You’re listening to a witness – punctual, well-dressed, seemingly credible. You lean toward believing their words. Then the cross-examination begins. Suddenly, the cracks show. A lie is exposed. And in that instant, the credibility you gave them collapses.
This is the danger of selective truth: once falsehood slips in, how much can you trust the rest?
Now imagine that witness is Christianity itself.
For centuries, it has presented itself as the way, the truth, the life. Yet millions have walked away – not because they stopped seeking truth, but because they couldn’t ignore the lies, abuses, and hypocrisies they saw firsthand. They witnessed leaders preaching love while practicing exclusion. They expected mercy and found judgment. They sought power and found politics.
As jurors in the trial of truth, can we afford to ignore this contradiction?
This is the Trial of the Century. And Christianity is in the witness box.I invite you to join me on this journey – not in a courtroom, but here, where I lay out the case from my own life. I spent three-quarters of my life inside the system. I served, led, and believed. And then I began to ask questions that changed everything.
These are real events, told as testimony. Together, we’ll examine the evidence, weigh the contradictions, and reach a verdict.

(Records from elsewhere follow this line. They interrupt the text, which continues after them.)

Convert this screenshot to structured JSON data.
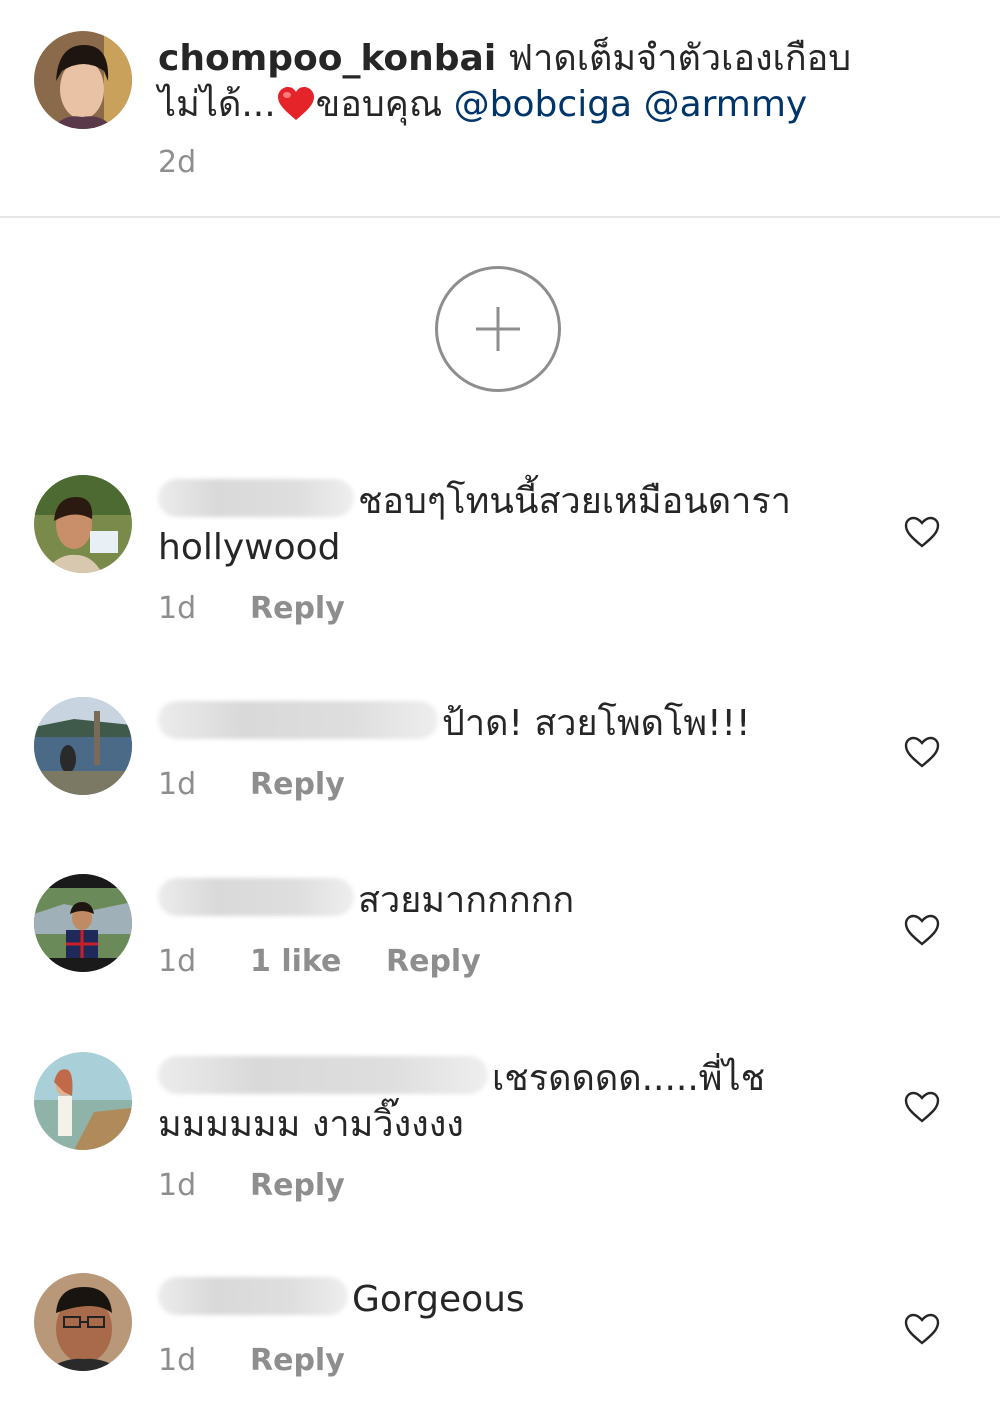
{
  "caption": {
    "username": "chompoo_konbai",
    "text_before": "ฟาดเต็มจำตัวเองเกือบไม่ได้...",
    "text_after": "ขอบคุณ",
    "mentions": [
      "@bobciga",
      "@armmy"
    ],
    "emoji": "red-heart",
    "time": "2d"
  },
  "load_more": {
    "icon": "plus-circle-icon"
  },
  "comments": [
    {
      "text": "ชอบๆโทนนี้สวยเหมือนดารา hollywood",
      "time": "1d",
      "likes": "",
      "reply": "Reply"
    },
    {
      "text": "ป้าด! สวยโพดโพ!!!",
      "time": "1d",
      "likes": "",
      "reply": "Reply"
    },
    {
      "text": "สวยมากกกกก",
      "time": "1d",
      "likes": "1 like",
      "reply": "Reply"
    },
    {
      "text": "เชรดดดด.....พี่ไชมมมมมม งามวิ๊งงงง",
      "time": "1d",
      "likes": "",
      "reply": "Reply"
    },
    {
      "text": "Gorgeous",
      "time": "1d",
      "likes": "",
      "reply": "Reply"
    }
  ],
  "colors": {
    "text": "#262626",
    "muted": "#8e8e8e",
    "mention": "#003569",
    "divider": "#e6e6e6"
  }
}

Members of the jury, before you examine a single piece of evidence in this trial, you are entitled to know one thing: Why does this case exist at all? Why would a man voluntarily place the most painful chapters of his life on public record – naming names, citing dates, submitting wounds as exhibits – when silence would be so much easier? The answer is not complicated. It is this: Truth requires a witness. And I am the witness.